I would also presume that you need to enter a username/password on the website, which you wouldn't want the students to know.

iPod interface is another plus...

Overall, I think the key benefits are simplicity and offline availability. Maybe it's a little more expensive, but will save time and effort.
Please email me your contact info. We need to be friends to keep it confidential. Thanks, Kathy
How can I download the libraries? Is it thru iTunes?
Yes, go to the iTunes store and put Level Library in the search and look at the Apps section and you will see them come up.

Thanks for asking
I checked and no results came up for this. Is this only available through the US store?
I can download these from the Australian iTunes store. They are FREE or $1.19 per book, and $8.99 for the Level Libraries.

Kathy - is there information somewhere about the levels - for example, how each book is levelled, how each level is different from the next?

I have seen the LearningA-Z website - for the online 'big books' and support materials, do you need to be a member of the site?

Thanks

Deon
Hi Deon and Kimberly - I am sorry as I never got notice of these posts. I am so sorry that the apps were hard to find. On my computer I put Laz Reader in the app search and they all come up with no problems so I am not sure how else to direct you. Eleven books and a sample library containing all 11 books in one app (so as not to use up app space on your device) - are free. Discovering Dinosaurs is one of the free titles. NOTE These apps are designed to give children opportunities to practice reading, are developed by educators, and are not cause and effect entertaining games. We all know that to become better at anything you have to do it more so to become a better reader one needs to read more. Because the apps are all delivered to small black handhelds that are only viewable by the person holding the screen - no one in the class needs to know that you are in fourth grade reading a first grade book.

Information on the leveling can be found on our website at http://www.readinga-z.com/correlation-chart.php.
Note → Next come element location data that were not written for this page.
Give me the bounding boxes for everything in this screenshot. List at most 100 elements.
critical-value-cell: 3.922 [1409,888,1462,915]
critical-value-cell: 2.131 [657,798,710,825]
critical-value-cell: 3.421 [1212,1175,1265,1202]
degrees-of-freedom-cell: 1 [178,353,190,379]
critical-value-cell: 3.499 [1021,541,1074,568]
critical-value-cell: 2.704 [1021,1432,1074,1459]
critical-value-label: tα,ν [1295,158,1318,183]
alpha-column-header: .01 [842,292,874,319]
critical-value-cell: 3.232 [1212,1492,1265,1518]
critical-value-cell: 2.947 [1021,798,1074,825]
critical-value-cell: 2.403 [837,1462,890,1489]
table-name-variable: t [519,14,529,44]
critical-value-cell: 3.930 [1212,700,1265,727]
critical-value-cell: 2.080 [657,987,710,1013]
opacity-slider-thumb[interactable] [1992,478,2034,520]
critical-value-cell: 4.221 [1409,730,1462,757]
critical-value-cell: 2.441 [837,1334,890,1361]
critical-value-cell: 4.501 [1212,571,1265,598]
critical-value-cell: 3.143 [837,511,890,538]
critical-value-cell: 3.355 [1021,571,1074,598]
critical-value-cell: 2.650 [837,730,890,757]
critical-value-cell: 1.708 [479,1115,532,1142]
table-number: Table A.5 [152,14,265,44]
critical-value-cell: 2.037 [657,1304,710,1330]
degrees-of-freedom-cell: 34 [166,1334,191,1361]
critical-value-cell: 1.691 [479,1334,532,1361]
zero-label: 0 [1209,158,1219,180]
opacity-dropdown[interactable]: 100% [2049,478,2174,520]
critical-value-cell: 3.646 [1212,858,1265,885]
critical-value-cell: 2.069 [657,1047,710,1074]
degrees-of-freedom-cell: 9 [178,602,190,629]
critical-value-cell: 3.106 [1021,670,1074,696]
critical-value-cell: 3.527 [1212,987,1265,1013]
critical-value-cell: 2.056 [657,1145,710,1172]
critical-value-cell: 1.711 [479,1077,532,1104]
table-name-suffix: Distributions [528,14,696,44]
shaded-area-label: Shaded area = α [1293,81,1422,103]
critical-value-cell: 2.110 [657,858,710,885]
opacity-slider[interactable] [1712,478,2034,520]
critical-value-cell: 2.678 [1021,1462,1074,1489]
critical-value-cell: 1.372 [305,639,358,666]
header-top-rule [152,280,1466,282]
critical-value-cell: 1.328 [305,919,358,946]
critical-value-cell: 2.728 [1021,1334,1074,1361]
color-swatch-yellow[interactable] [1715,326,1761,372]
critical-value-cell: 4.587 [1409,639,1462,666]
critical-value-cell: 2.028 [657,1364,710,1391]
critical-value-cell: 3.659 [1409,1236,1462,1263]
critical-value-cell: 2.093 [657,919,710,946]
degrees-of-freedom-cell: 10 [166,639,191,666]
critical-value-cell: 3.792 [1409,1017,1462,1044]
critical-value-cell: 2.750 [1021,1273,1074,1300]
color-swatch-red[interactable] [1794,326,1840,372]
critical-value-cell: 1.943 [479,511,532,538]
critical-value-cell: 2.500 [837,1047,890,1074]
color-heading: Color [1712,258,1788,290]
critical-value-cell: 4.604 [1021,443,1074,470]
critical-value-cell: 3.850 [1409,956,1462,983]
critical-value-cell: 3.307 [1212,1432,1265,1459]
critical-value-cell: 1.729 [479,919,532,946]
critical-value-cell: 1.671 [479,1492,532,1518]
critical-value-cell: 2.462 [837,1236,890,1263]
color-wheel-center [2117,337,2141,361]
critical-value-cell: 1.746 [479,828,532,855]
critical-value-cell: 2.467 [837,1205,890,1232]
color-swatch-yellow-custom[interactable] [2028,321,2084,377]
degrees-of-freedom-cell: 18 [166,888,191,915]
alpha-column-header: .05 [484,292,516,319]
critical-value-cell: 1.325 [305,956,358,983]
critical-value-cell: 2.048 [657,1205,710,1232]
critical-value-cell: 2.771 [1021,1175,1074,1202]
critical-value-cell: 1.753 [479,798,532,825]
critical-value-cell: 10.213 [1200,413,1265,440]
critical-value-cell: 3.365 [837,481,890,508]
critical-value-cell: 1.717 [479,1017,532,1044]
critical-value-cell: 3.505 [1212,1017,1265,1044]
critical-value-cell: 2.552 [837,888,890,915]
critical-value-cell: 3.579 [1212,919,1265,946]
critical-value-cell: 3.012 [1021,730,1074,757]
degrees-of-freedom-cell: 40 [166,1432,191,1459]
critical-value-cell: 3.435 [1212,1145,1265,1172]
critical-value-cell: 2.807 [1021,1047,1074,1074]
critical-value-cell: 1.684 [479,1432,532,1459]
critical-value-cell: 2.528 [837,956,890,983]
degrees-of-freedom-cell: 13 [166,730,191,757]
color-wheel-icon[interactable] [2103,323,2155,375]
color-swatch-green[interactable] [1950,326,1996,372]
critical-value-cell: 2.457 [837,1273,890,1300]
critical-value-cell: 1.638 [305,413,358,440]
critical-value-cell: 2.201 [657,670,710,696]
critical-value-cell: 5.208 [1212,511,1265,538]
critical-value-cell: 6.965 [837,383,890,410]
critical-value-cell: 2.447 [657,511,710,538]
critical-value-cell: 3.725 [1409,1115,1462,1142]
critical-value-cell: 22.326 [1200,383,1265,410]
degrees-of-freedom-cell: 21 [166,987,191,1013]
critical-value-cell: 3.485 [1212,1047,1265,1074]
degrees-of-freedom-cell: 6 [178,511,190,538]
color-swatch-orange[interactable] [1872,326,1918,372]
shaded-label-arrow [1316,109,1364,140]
The website is a subscription site - for one class in one school it is $85. The more that buy in a school the cheaper the price. We recently ran a promotion where you could buy 12 months of reading a-z and 12 months of Raz-kids for $99 for 12 months. Readinga-z has over 6,000 books as downloadable printables AND in a projectable format where teacher and students can use virtual pens and markers and then interact with the text ON ANY SURFACE - no whiteboard needed.

Raz-kids has close to 300 leveled books in flash, read aloud, with animation and where the words are highlighted as they are read. Students receive stars for their efforts which they can "spend" decorating a rocket or buying crazy aliens.You can easily spend $99 on just ONE textbook for one child - our site gives you unlimited access 24/7 to thousands of readers , worksheets, assessments, (including running records), high frequency word books, decodables, trade book connections, much much more - more than you can possibly use in a year PLUS space to roster 36 students in RAZ-kids. This means students can read, hear modeled reading and record their own reading and then take a book quiz 24/7. Students use their own loggin and user ID to access RAZ-kids anywhere they have access to a computer making it a great tool for progress monitoring over holidays or periods of illness.

We offer our books in a variety of formats: Printable, projectable with tools, listen-to, watch, record and through the app store. This gives teachers and students the flexibility to access literacy through the avenue that strikes a chord with their learning style.

Please feel free to email me at kburdick32@comcast.net or to check out our websites at www.readinga-z.com and www.raz-kids.com. There are plenty of free samples to see the quality of the product. Thanks for asking and I hope this information helps. Kathy
I had a lot of trouble finding them also. I tried leveled library, leveled readers, LAZ, all kinds of stuff. I found one by accident, and then clicked on see all by this company to get the rest.

Type in Innovative Language Learning and you will find them.